The end of term is bleak but don’t despair, we’re only away for four weeks
TP will still be there when we get back
At the end of term everyone has deadlines which make you feel like you’re flat-lining, and even the cutest idiosyncrasies of housemates begin to annoy the shit out of you. Your house is cold, there’s nothing but a beetroot and a tinnie on your fridge shelf, and your mate’s rancid washing up is clogging the sink.
But then the deadlines are done, and it’s time to celebrate – roll on last week of term. This week provides one with the opportunity to do sweet fuck all, other than make sure their liver is in order and drag Bolton Wanderers out of the Championship to Champions league glory on Fifa. The only goal you have set yourself is to try and piss off your housemate’s week old skid mark before you go out again for more Christmas festivities.
And then it’s all over and it’s time to go home for the holidays. The three day hangover slowly begins to fade as you gaze out the window of Daddy’s Landy. You realise in the safety of your Surry residence, you will at last be able to slip your more expensive signet ring on again.
But once you’re home, it’s not long before you get the Exeter blues. After the first pub reunion with your mates from home you begin to realise, although they’ve had a wicked time improving their line cutting techniques in Leeds or Manchester, they don’t quite get the tales you tell of ol’Walkabout and Timepiece.

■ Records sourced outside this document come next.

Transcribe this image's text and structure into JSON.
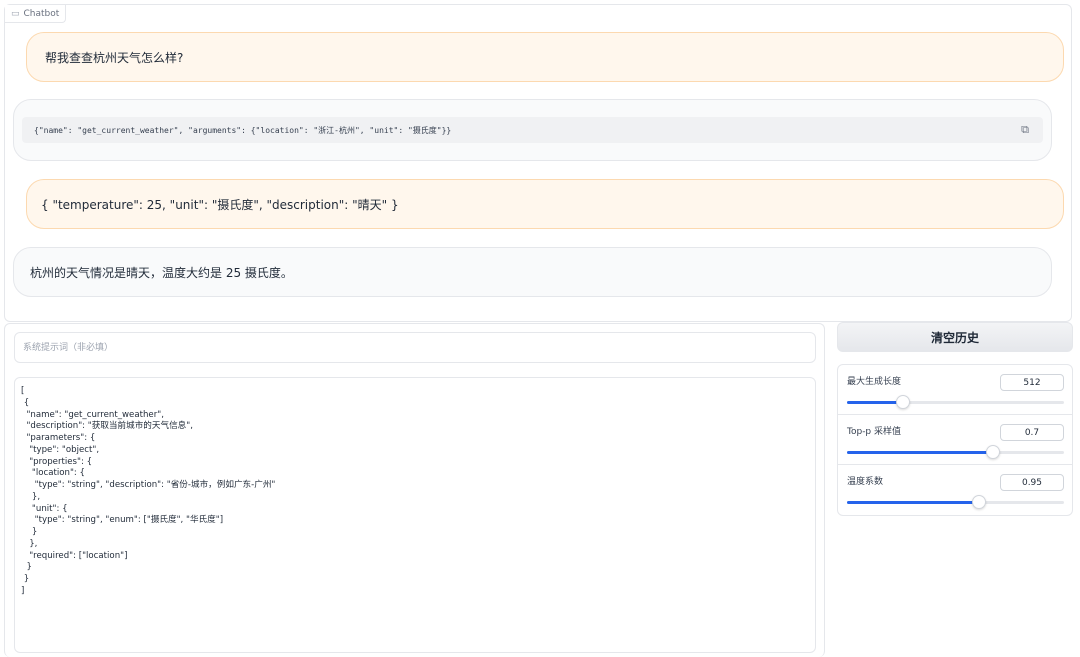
{
  "chatbot": {
    "label": "Chatbot",
    "label_icon": "chat-icon",
    "messages": [
      {
        "role": "user",
        "text": "帮我查查杭州天气怎么样?"
      },
      {
        "role": "assistant",
        "code": "{\"name\": \"get_current_weather\", \"arguments\": {\"location\": \"浙江-杭州\", \"unit\": \"摄氏度\"}}",
        "copy_icon": "copy-icon"
      },
      {
        "role": "user",
        "text": "{ \"temperature\": 25, \"unit\": \"摄氏度\", \"description\": \"晴天\" }"
      },
      {
        "role": "assistant",
        "text": "杭州的天气情况是晴天，温度大约是 25 摄氏度。"
      }
    ]
  },
  "system_prompt": {
    "placeholder": "系统提示词（非必填）",
    "value": ""
  },
  "tools": {
    "value": "[\n {\n  \"name\": \"get_current_weather\",\n  \"description\": \"获取当前城市的天气信息\",\n  \"parameters\": {\n   \"type\": \"object\",\n   \"properties\": {\n    \"location\": {\n     \"type\": \"string\", \"description\": \"省份-城市，例如广东-广州\"\n    },\n    \"unit\": {\n     \"type\": \"string\", \"enum\": [\"摄氏度\", \"华氏度\"]\n    }\n   },\n   \"required\": [\"location\"]\n  }\n }\n]"
  },
  "controls": {
    "clear_label": "清空历史",
    "max_length": {
      "label": "最大生成长度",
      "value": "512",
      "fraction": 0.26
    },
    "top_p": {
      "label": "Top-p 采样值",
      "value": "0.7",
      "fraction": 0.675
    },
    "temperature": {
      "label": "温度系数",
      "value": "0.95",
      "fraction": 0.61
    }
  },
  "colors": {
    "accent": "#2563eb",
    "user_bubble": "#fff7ed",
    "bot_bubble": "#f9fafb"
  }
}
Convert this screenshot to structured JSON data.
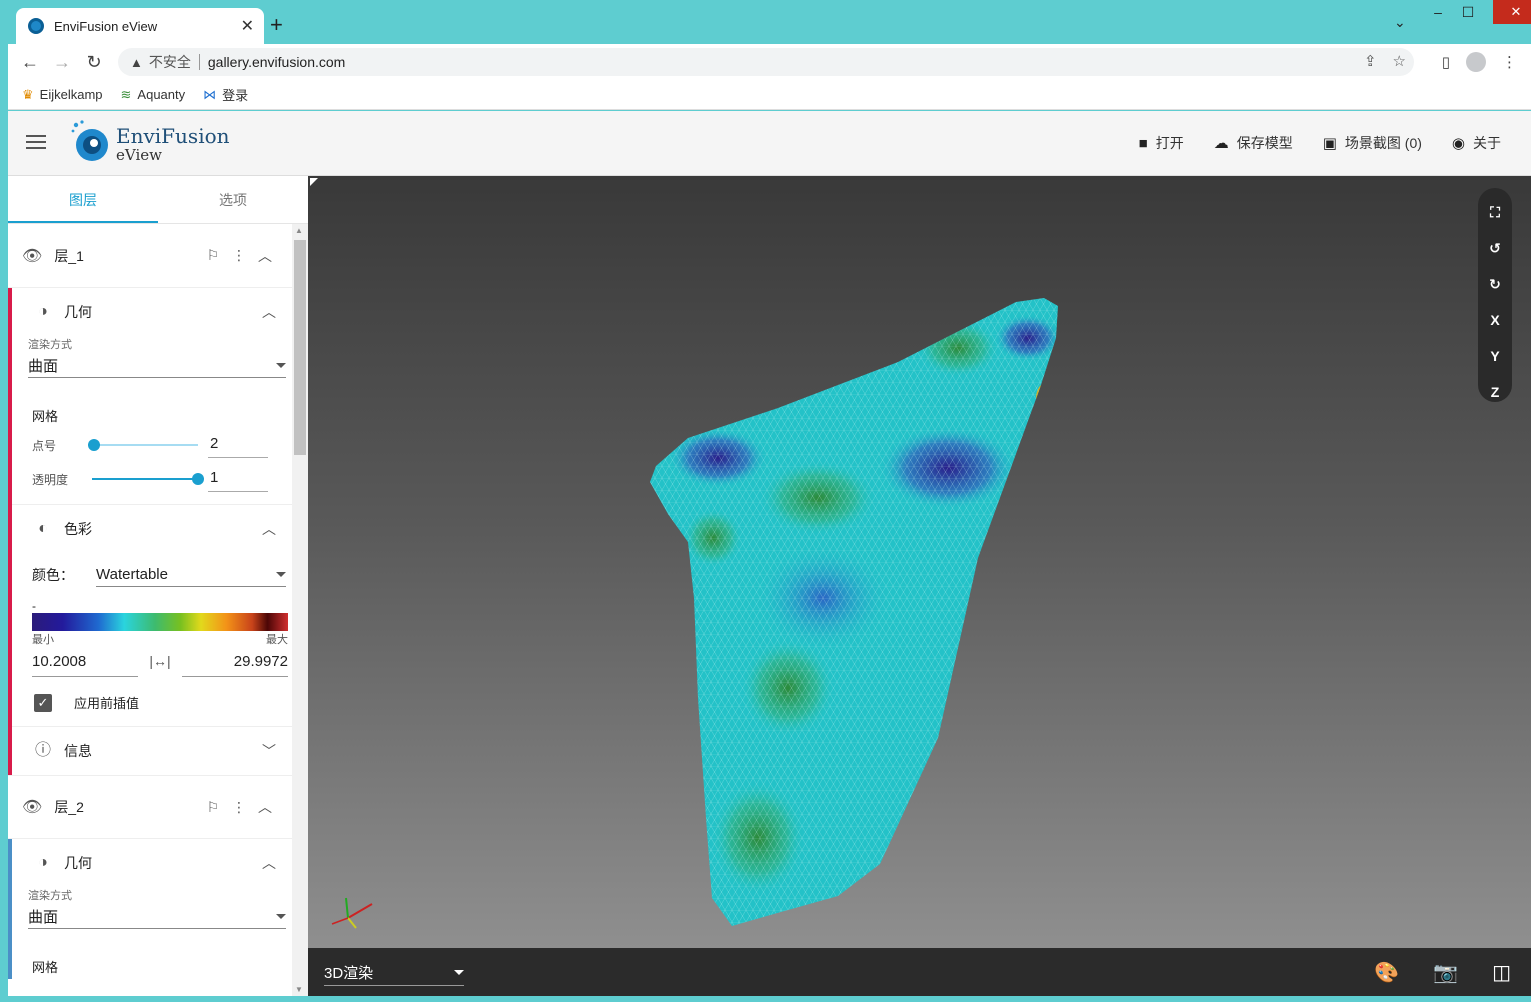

One is forced into recounting the one time they went to Phoenix this year to see an acclaimed DJ to be able to add to the conversation. Then when you go out you’re forced to struggle through drinks other than VKs or snakeys not to look fucking weird.
But it’s not all doom and gloom. In four weeks’ time we’ll all be back to the bubble that is Exeter for more of… well… the same. Until then, look out for a sly EG in your hometown pubs and clubs and raise a glass to your Exeter comrade who just gets it.